= Kristine A. Huskey =

American lawyer

Kristine Huskey is an American lawyer.
Huskey is notable because she volunteered to help defend Guantanamo detainees.
Huskey is the author of "Standards and Procedures for Classifying "Enemy Combatants": Congress, What Have You Done?"

Huskey grew up in Alaska.

==Personal life and education==

Huskey was born and raised in Anchorage, Alaska. Her family moved to Saudi Arabia after her father, an Air Force pilot, took a post there. She returned to the United States to attend Interlochen Arts Academy for dance before moving to New York City to pursue a career in dance and modeling.

She attended Columbia University in New York, New York for her undergraduate studies. Huskey graduated with a Bachelor of Arts in Political Science in 1992, magna cum laude and Phi Beta Kappa. In 1996, she continued on to attend the Centre for Commercial Law Studies University of London's Queen Mary and Westfield College.
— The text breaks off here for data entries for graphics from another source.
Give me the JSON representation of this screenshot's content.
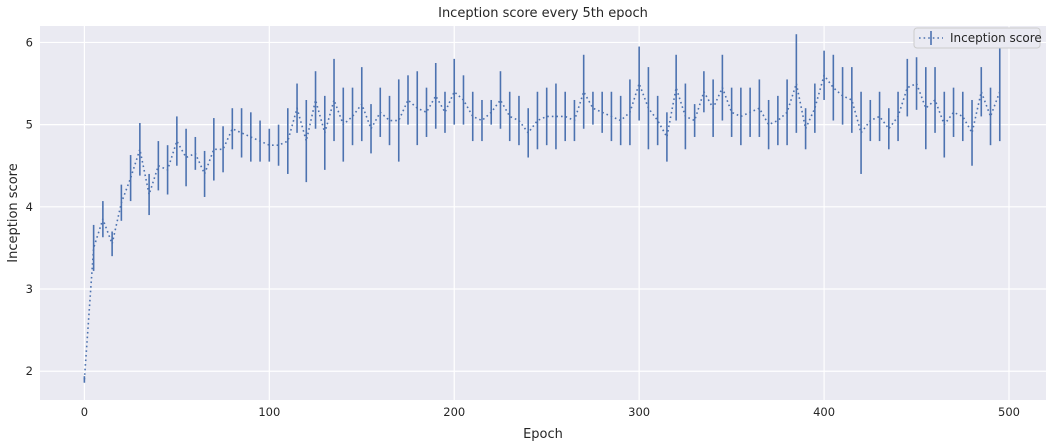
{
  "chart_data": {
    "type": "line",
    "title": "Inception score every 5th epoch",
    "xlabel": "Epoch",
    "ylabel": "Inception score",
    "xlim": [
      -24,
      520
    ],
    "ylim": [
      1.65,
      6.2
    ],
    "xticks": [
      0,
      100,
      200,
      300,
      400,
      500
    ],
    "yticks": [
      2,
      3,
      4,
      5,
      6
    ],
    "grid": true,
    "legend_position": "top-right",
    "series": [
      {
        "name": "Inception score",
        "style": "dotted line with vertical error bars",
        "color": "#4c72b0",
        "x": [
          0,
          5,
          10,
          15,
          20,
          25,
          30,
          35,
          40,
          45,
          50,
          55,
          60,
          65,
          70,
          75,
          80,
          85,
          90,
          95,
          100,
          105,
          110,
          115,
          120,
          125,
          130,
          135,
          140,
          145,
          150,
          155,
          160,
          165,
          170,
          175,
          180,
          185,
          190,
          195,
          200,
          205,
          210,
          215,
          220,
          225,
          230,
          235,
          240,
          245,
          250,
          255,
          260,
          265,
          270,
          275,
          280,
          285,
          290,
          295,
          300,
          305,
          310,
          315,
          320,
          325,
          330,
          335,
          340,
          345,
          350,
          355,
          360,
          365,
          370,
          375,
          380,
          385,
          390,
          395,
          400,
          405,
          410,
          415,
          420,
          425,
          430,
          435,
          440,
          445,
          450,
          455,
          460,
          465,
          470,
          475,
          480,
          485,
          490,
          495
        ],
        "y": [
          1.9,
          3.5,
          3.85,
          3.55,
          4.05,
          4.35,
          4.7,
          4.15,
          4.5,
          4.45,
          4.8,
          4.6,
          4.65,
          4.4,
          4.7,
          4.7,
          4.95,
          4.9,
          4.85,
          4.8,
          4.75,
          4.75,
          4.8,
          5.2,
          4.8,
          5.3,
          4.9,
          5.3,
          5.0,
          5.1,
          5.25,
          4.95,
          5.15,
          5.05,
          5.05,
          5.3,
          5.2,
          5.15,
          5.35,
          5.15,
          5.4,
          5.3,
          5.1,
          5.05,
          5.15,
          5.3,
          5.1,
          5.05,
          4.9,
          5.05,
          5.1,
          5.1,
          5.1,
          5.05,
          5.4,
          5.2,
          5.15,
          5.1,
          5.05,
          5.15,
          5.5,
          5.2,
          5.05,
          4.85,
          5.45,
          5.1,
          5.05,
          5.4,
          5.2,
          5.45,
          5.15,
          5.1,
          5.15,
          5.2,
          5.0,
          5.05,
          5.15,
          5.5,
          4.95,
          5.2,
          5.6,
          5.45,
          5.35,
          5.3,
          4.9,
          5.05,
          5.1,
          4.95,
          5.1,
          5.45,
          5.5,
          5.2,
          5.3,
          5.0,
          5.15,
          5.1,
          4.9,
          5.4,
          5.1,
          5.4
        ],
        "yerr": [
          0.04,
          0.28,
          0.22,
          0.15,
          0.22,
          0.28,
          0.32,
          0.25,
          0.3,
          0.3,
          0.3,
          0.35,
          0.2,
          0.28,
          0.38,
          0.28,
          0.25,
          0.3,
          0.3,
          0.25,
          0.2,
          0.25,
          0.4,
          0.3,
          0.5,
          0.35,
          0.45,
          0.5,
          0.45,
          0.35,
          0.45,
          0.3,
          0.3,
          0.3,
          0.5,
          0.3,
          0.45,
          0.3,
          0.4,
          0.25,
          0.4,
          0.3,
          0.3,
          0.25,
          0.15,
          0.35,
          0.3,
          0.3,
          0.3,
          0.35,
          0.35,
          0.4,
          0.3,
          0.25,
          0.45,
          0.2,
          0.25,
          0.3,
          0.3,
          0.4,
          0.45,
          0.5,
          0.3,
          0.3,
          0.4,
          0.4,
          0.2,
          0.25,
          0.35,
          0.4,
          0.3,
          0.35,
          0.3,
          0.35,
          0.3,
          0.3,
          0.4,
          0.6,
          0.25,
          0.3,
          0.3,
          0.4,
          0.35,
          0.4,
          0.5,
          0.25,
          0.3,
          0.25,
          0.3,
          0.35,
          0.32,
          0.5,
          0.4,
          0.4,
          0.3,
          0.3,
          0.4,
          0.3,
          0.35,
          0.6
        ]
      }
    ]
  }
}
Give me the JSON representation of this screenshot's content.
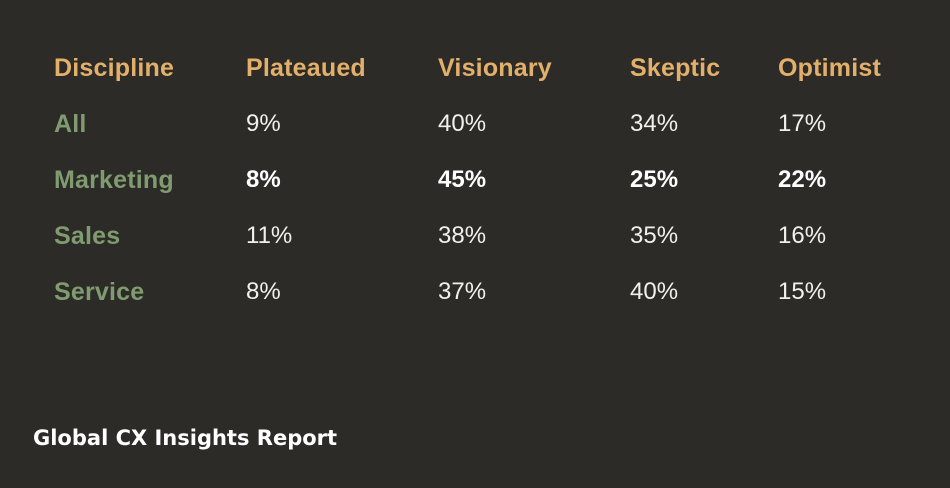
{
  "colors": {
    "background": "#2d2b28",
    "header_text": "#e2b06a",
    "row_label_text": "#7f9b6f",
    "value_text": "#f2f0ea",
    "footer_text": "#ffffff"
  },
  "footer": {
    "title": "Global CX Insights Report"
  },
  "chart_data": {
    "type": "table",
    "columns": [
      "Discipline",
      "Plateaued",
      "Visionary",
      "Skeptic",
      "Optimist"
    ],
    "rows": [
      {
        "label": "All",
        "values": [
          "9%",
          "40%",
          "34%",
          "17%"
        ]
      },
      {
        "label": "Marketing",
        "values": [
          "8%",
          "45%",
          "25%",
          "22%"
        ],
        "emphasized": true
      },
      {
        "label": "Sales",
        "values": [
          "11%",
          "38%",
          "35%",
          "16%"
        ]
      },
      {
        "label": "Service",
        "values": [
          "8%",
          "37%",
          "40%",
          "15%"
        ]
      }
    ]
  }
}
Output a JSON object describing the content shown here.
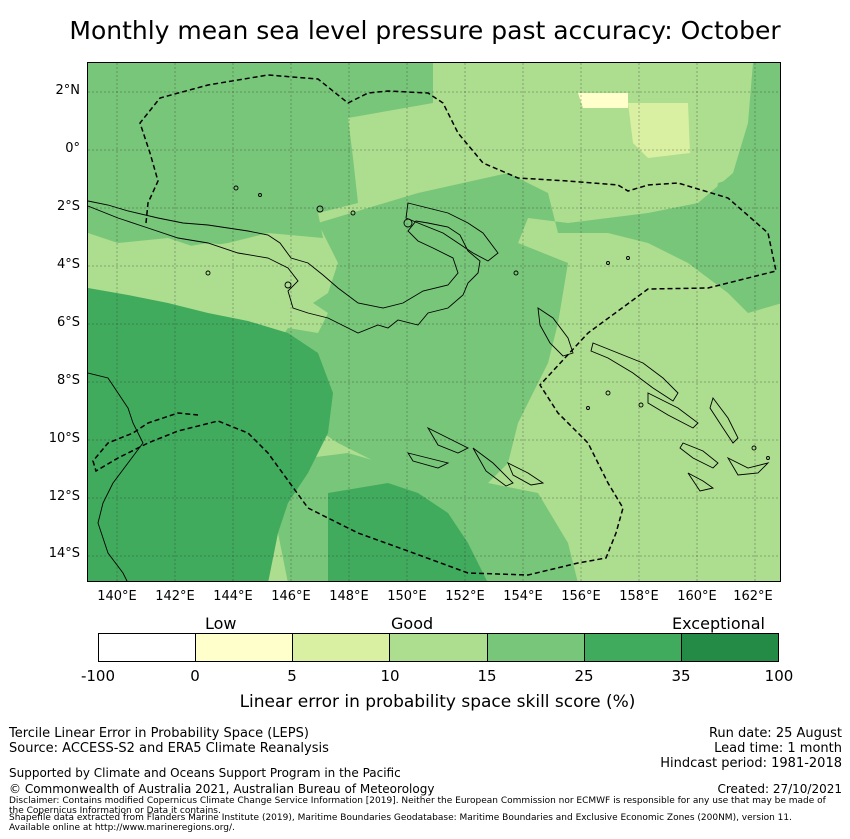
{
  "title": "Monthly mean sea level pressure past accuracy: October",
  "map": {
    "lat_labels": [
      "2°N",
      "0°",
      "2°S",
      "4°S",
      "6°S",
      "8°S",
      "10°S",
      "12°S",
      "14°S"
    ],
    "lon_labels": [
      "140°E",
      "142°E",
      "144°E",
      "146°E",
      "148°E",
      "150°E",
      "152°E",
      "154°E",
      "156°E",
      "158°E",
      "160°E",
      "162°E"
    ],
    "colors": {
      "exceptional": "#238b45",
      "very_good": "#41ab5d",
      "good": "#78c679",
      "fair": "#addd8e",
      "low_fair": "#d9f0a3",
      "low": "#ffffcc",
      "none": "#ffffff"
    }
  },
  "colorbar": {
    "category_labels": [
      "Low",
      "Good",
      "Exceptional"
    ],
    "ticks": [
      "-100",
      "0",
      "5",
      "10",
      "15",
      "25",
      "35",
      "100"
    ],
    "colors": [
      "#ffffff",
      "#ffffcc",
      "#d9f0a3",
      "#addd8e",
      "#78c679",
      "#41ab5d",
      "#238b45"
    ],
    "xlabel": "Linear error in probability space skill score (%)"
  },
  "footer": {
    "left_line1": "Tercile Linear Error in Probability Space (LEPS)",
    "left_line2": "Source: ACCESS-S2 and ERA5 Climate Reanalysis",
    "support": "Supported by Climate and Oceans Support Program in the Pacific",
    "copyright": "© Commonwealth of Australia 2021, Australian Bureau of Meteorology",
    "disclaimer1": "Disclaimer: Contains modified Copernicus Climate Change Service Information [2019]. Neither the European Commission nor ECMWF is responsible for any use that may be made of",
    "disclaimer2": "the Copernicus Information or Data it contains.",
    "shapefile1": "Shapefile data extracted from Flanders Marine Institute (2019), Maritime Boundaries Geodatabase: Maritime Boundaries and Exclusive Economic Zones (200NM), version 11.",
    "shapefile2": "Available online at http://www.marineregions.org/.",
    "run_date": "Run date: 25 August",
    "lead_time": "Lead time: 1 month",
    "hindcast": "Hindcast period: 1981-2018",
    "created": "Created: 27/10/2021"
  }
}
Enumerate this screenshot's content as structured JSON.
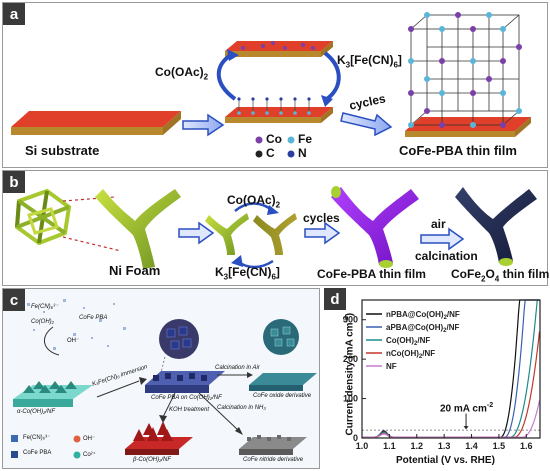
{
  "panel_a": {
    "tag": "a",
    "substrate_label": "Si substrate",
    "reagent_1": "Co(OAc)",
    "reagent_1_sub": "2",
    "reagent_2": "K",
    "reagent_2_sub": "3",
    "reagent_2_rest": "[Fe(CN)",
    "reagent_2_sub2": "6",
    "reagent_2_end": "]",
    "cycles": "cycles",
    "legend": [
      {
        "symbol": "Co",
        "color": "#7a3fa8"
      },
      {
        "symbol": "Fe",
        "color": "#5ab6d8"
      },
      {
        "symbol": "C",
        "color": "#222222"
      },
      {
        "symbol": "N",
        "color": "#2b3fa0"
      }
    ],
    "product_label": "CoFe-PBA thin film"
  },
  "panel_b": {
    "tag": "b",
    "foam_label": "Ni Foam",
    "reagent_1": "Co(OAc)",
    "reagent_1_sub": "2",
    "reagent_2": "K",
    "reagent_2_sub": "3",
    "reagent_2_rest": "[Fe(CN)",
    "reagent_2_sub2": "6",
    "reagent_2_end": "]",
    "cycles": "cycles",
    "pba_label": "CoFe-PBA thin film",
    "air": "air",
    "calcination": "calcination",
    "oxide_label": "CoFe",
    "oxide_sub1": "2",
    "oxide_mid": "O",
    "oxide_sub2": "4",
    "oxide_end": " thin film"
  },
  "panel_c": {
    "tag": "c",
    "lbl_fecn": "Fe(CN)₆³⁻",
    "lbl_cofepba": "CoFe PBA",
    "lbl_cooh": "Co(OH)₂",
    "lbl_oh": "OH⁻",
    "lbl_substrate": "α-Co(OH)₂/NF",
    "lbl_immersion": "K₃Fe(CN)₆ immersion",
    "lbl_pba_on": "CoFe PBA on Co(OH)₂/NF",
    "lbl_calc_air": "Calcination in Air",
    "lbl_oxide": "CoFe oxide derivative",
    "lbl_koh": "KOH treatment",
    "lbl_calc_nh3": "Calcination in NH₃",
    "lbl_beta": "β-Co(OH)₂/NF",
    "lbl_nitride": "CoFe nitride derivative",
    "legend": [
      {
        "label": "Fe(CN)₆³⁻",
        "color": "#3a6ab0"
      },
      {
        "label": "OH⁻",
        "color": "#e06040"
      },
      {
        "label": "CoFe PBA",
        "color": "#2a4a90"
      },
      {
        "label": "Co²⁺",
        "color": "#30b0a0"
      }
    ]
  },
  "panel_d": {
    "tag": "d",
    "annotation": "20 mA cm",
    "annotation_sup": "-2"
  },
  "chart_data": {
    "type": "line",
    "xlabel": "Potential (V vs. RHE)",
    "ylabel": "Current density (mA cm",
    "ylabel_sup": "-2",
    "ylabel_end": ")",
    "xlim": [
      1.0,
      1.65
    ],
    "ylim": [
      0,
      350
    ],
    "xticks": [
      1.0,
      1.1,
      1.2,
      1.3,
      1.4,
      1.5,
      1.6
    ],
    "xtick_labels": [
      "1.0",
      "1.1",
      "1.2",
      "1.3",
      "1.4",
      "1.5",
      "1.6"
    ],
    "yticks": [
      0,
      100,
      200,
      300
    ],
    "ytick_labels": [
      "0",
      "100",
      "200",
      "300"
    ],
    "reference_y": 20,
    "series": [
      {
        "name": "nPBA@Co(OH)",
        "name_sub": "2",
        "name_end": "/NF",
        "color": "#111111",
        "onset": 1.505,
        "x_at_top": 1.575
      },
      {
        "name": "aPBA@Co(OH)",
        "name_sub": "2",
        "name_end": "/NF",
        "color": "#3b5fb0",
        "onset": 1.52,
        "x_at_top": 1.595
      },
      {
        "name": "Co(OH)",
        "name_sub": "2",
        "name_end": "/NF",
        "color": "#1f8a8a",
        "onset": 1.54,
        "x_at_top": 1.64
      },
      {
        "name": "nCo(OH)",
        "name_sub": "2",
        "name_end": "/NF",
        "color": "#c0392b",
        "onset": 1.555,
        "x_at_top": 1.66
      },
      {
        "name": "NF",
        "name_sub": "",
        "name_end": "",
        "color": "#c77dcf",
        "onset": 1.585,
        "x_at_top": 1.7
      }
    ]
  }
}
Kristine then attended the University of Texas at Austin for law school, where she graduated from in 1997 with a Juris Doctor.

==Professional career==

Huskey was a law clerk in the Texas Court of Appeals in the Third District in Austin, Texas for Justice Bea Ann Smith in civil and criminal appeals from 1997 to 1998.

She worked as an attorney at the Washington, D.C. office of the New York-based law firm Shearman & Sterling LLP in the International Litigation and Arbitration Practice Group from 1998 to 2006. Before working with Guantanamo detainees, she represented international entities such as OPEC and PDVSA in litigation, arbitration, and negotiation with the US and foreign government agencies. Huskey was one of the lawyers who represented Guantanamo detainees in Rasul v. Bush.

Huskey also worked on the case in an attempt to support Canadian Guantanamo captive Omar Khadr, who commonly known as "Guantanamo's kid" and one of the ten captives who has faced charges before a Guantanamo military commission.

In an interview with the Council on Hemispheric Affairs Huskey said:

It's so easy to say that they are terrorists and that terrorists don't deserve rights, but because they were never given rights to begin with, like the right to a fair trial for instance, how did we reach the decision that they are even terrorists?

Huskey told WJLA that she received death threats because of her work helping Guantanamo captives.
WJLA reported that Huskey paid 13 visits to Guantanamo.

Huskey was one of the invited speakers at a July 2009 event, organized by the American Society of International Law, entitled "Women in International Law Networking Breakfast".
The other speakers were Andrea Prasow, Laura Black and Andrea Menaker.

Huskey is the Director of the Anti-Torture Program at Physicians for Human Rights in Washington, DC, where she leads policy and advocacy work aimed at strengthening international human rights norms in US national security law, policy, and practice. She has most recently appeared on Al-Jazeera and Huffington Post Live discussing issues related to national security, human rights, and detainee rights.

==Academic career==
She has served as a visiting professor, at various institutions, specializing in human rights and national security, including:
- Georgetown University
- University of Texas at Austin
- American University Washington College of Law
- George Washington University Law School
- Victoria University of Wellington, Faculty of Law

In the summer of 2007, Huskey became a Professor at her alma mater, the University of Texas School of Law, and became the founding director of its newly established National Security & Human Rights Clinic.
In 2013, Huskey joined the University of Arizona James E. Rogers College of Law as a Clinical Professor of Law, the Director of the Veterans Advocacy Clinic, and the Director of Clinics. She teaches international human rights, and constitutional law to first-year law students.

==Publications==

Huskey co-wrote a book based on her experiences as legal counsel to Guantanamo detainees: "Justice at Guantanamo: One Woman's Odyssey and Her Crusade for Human Rights".

Huskey has also published a number of law review articles. Among those are the following:

1. "A Strategic Imperative: Legal Representation of Unprivileged Enemy Belligerents in Status Determination Proceedings", Santa Clara Journal of International Law (2012)

2. "Guantanamo and Beyond: Reflections on the Past, Present, and Future of Preventive Detention", University of New Hampshire Law Review (2011)

3. "Hunger Strikes: Challenges to the Guantanamo Detainee Health Care Policy" with Stephen N. Xenakis, Whittier Law Review (2009)

4. "The American Way: Private Military Contractors & US Law after 9/11", Working Paper Series (2010)

5. "Standards and Procedures for Classifying 'Enemy, Combatants': Congress, What Have You Done?"